Berlin (epd). Der Behindertenbeauftragte der Bundesregierung, Jürgen Dusel, sieht weiterhin Kritikpunkte am Intensivpflege-Gesetz, das an diesem Mittwoch vom Kabinett auf den Weg gebracht werden soll. Dusel sagte dem Evangelischen Pressedienst (epd) in Berlin, es sei immer noch nicht vollständig ausgeschlossen, dass ein Beatmungspatient gegen seinen Willen seine Wohnung verlassen müsse. Dann würde nicht mehr er selbst, sondern die Krankenkasse über seinen Wohnort entscheiden.
"Die grundsätzlichen Ziele des Gesetzes teile ich, kann aber die Befürchtungen der Betroffenen gut nachvollziehen", sagte Dusel und forderte eine Klarstellung. Sonst würde erst die Umsetzung zeigen, ob das Gesetz im Einklang mit der UN-Behindertenrechtskonvention stehe. Er werde den von Gesundheitsminister Jens Spahn (CDU) vorgelegten Gesetzentwurf im parlamentarischen Verfahren konstruktiv und kritisch begleiten, kündigte Dusel an.

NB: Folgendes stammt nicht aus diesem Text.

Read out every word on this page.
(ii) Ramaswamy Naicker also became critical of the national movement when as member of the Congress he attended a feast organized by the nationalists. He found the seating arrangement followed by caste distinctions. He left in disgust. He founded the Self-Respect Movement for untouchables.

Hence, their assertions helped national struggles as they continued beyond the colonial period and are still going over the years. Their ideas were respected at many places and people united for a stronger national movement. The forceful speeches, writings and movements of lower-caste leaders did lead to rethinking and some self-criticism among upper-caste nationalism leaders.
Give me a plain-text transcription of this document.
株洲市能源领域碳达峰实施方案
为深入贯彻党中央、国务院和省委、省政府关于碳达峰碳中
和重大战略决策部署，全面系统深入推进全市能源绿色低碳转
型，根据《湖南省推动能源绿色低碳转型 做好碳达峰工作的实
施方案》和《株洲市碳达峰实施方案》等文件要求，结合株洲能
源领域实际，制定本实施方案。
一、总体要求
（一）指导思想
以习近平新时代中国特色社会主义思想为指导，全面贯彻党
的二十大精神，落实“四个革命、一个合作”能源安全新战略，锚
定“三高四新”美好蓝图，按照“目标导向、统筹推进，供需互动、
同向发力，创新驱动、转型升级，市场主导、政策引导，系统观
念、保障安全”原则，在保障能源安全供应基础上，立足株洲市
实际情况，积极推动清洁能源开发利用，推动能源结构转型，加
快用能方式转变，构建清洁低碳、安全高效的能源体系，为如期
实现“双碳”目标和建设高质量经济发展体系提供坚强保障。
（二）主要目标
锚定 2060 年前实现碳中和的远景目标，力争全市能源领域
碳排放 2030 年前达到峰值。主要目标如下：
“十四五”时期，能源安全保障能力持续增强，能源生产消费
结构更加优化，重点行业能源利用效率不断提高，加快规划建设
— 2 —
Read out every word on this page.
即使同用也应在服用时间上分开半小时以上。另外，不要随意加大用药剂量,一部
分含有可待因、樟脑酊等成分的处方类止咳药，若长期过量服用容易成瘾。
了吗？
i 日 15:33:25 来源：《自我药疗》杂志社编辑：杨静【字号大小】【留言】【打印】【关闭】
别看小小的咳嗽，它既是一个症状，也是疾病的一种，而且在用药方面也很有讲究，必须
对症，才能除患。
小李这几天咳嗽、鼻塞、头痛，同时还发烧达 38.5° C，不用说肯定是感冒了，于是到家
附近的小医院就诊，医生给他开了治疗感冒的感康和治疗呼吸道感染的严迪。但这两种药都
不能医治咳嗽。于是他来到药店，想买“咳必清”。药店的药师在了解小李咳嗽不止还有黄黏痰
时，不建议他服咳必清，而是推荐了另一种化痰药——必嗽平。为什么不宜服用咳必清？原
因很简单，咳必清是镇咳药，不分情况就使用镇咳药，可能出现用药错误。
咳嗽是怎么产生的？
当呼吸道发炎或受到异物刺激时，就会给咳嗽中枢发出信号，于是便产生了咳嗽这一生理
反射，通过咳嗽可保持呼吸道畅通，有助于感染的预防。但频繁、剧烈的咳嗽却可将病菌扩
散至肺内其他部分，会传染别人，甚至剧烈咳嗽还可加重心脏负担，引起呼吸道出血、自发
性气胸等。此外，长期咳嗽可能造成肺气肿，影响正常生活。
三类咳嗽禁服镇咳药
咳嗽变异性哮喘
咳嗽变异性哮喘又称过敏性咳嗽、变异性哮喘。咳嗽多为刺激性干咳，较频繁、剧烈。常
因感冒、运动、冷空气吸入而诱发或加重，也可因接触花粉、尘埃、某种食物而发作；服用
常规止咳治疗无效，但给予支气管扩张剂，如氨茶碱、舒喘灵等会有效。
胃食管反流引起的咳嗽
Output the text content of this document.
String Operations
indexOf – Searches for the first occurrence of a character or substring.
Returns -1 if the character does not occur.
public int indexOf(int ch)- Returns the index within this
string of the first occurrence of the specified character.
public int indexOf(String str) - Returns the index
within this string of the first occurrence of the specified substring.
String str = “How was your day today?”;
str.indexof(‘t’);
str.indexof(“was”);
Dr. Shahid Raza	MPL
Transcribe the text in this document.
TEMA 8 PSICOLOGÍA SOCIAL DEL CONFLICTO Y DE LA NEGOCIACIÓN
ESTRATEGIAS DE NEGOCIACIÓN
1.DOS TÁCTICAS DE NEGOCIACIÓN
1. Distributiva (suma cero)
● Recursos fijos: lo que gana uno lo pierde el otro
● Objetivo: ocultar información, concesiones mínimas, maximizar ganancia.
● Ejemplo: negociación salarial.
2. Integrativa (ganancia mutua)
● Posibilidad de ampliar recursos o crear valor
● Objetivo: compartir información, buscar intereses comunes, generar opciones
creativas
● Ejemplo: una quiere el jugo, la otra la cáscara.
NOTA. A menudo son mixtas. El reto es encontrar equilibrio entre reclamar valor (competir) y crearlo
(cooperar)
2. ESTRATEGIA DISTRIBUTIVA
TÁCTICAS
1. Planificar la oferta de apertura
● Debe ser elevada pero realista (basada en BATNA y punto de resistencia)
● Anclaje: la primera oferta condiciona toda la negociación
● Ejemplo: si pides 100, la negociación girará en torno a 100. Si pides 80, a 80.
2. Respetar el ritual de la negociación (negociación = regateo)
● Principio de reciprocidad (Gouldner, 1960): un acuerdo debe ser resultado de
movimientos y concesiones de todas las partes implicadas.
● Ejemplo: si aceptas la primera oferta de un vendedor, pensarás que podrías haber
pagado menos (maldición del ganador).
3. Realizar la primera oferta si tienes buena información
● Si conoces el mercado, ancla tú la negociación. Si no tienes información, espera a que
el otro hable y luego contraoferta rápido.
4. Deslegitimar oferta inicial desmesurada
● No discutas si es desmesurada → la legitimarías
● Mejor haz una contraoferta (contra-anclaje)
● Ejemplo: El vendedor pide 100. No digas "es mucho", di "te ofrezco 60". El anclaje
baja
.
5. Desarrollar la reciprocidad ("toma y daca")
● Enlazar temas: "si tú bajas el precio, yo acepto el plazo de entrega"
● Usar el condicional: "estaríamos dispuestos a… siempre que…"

Ziel der von Spahn angestoßenen Reform der ambulanten Intensivpflege ist unter anderem, die Versorgung von Beatmungspatienten stärker zu kontrollieren und zu verbessern. Die hohen Vergütungen von bis zu 25.000 Euro im Monat für eine Rund-um-die Uhr-Betreuung zu Hause hatten betrügerische Pflegedienste angelockt. Mit der Reform werden die Anforderungen an Ärzte und Pflegedienste und die Kontrollen erhöht.
Zugleich wird die stationäre Versorgung attraktiver, weil Beatmungspatienten im Heim finanziell entlastet werden sollen. Spahn hatte nach heftigen Protesten von Beatmungspatienten und Behindertenverbänden den Gesetzentwurf entschärft. Der Widerstand hatte sich daran entzündet, dass Beatmungspatienten nur noch ausnahmsweise in der eigenen Wohnung versorgt werden sollten. Viele fürchteten, in ein Heim gezwungen werden zu können.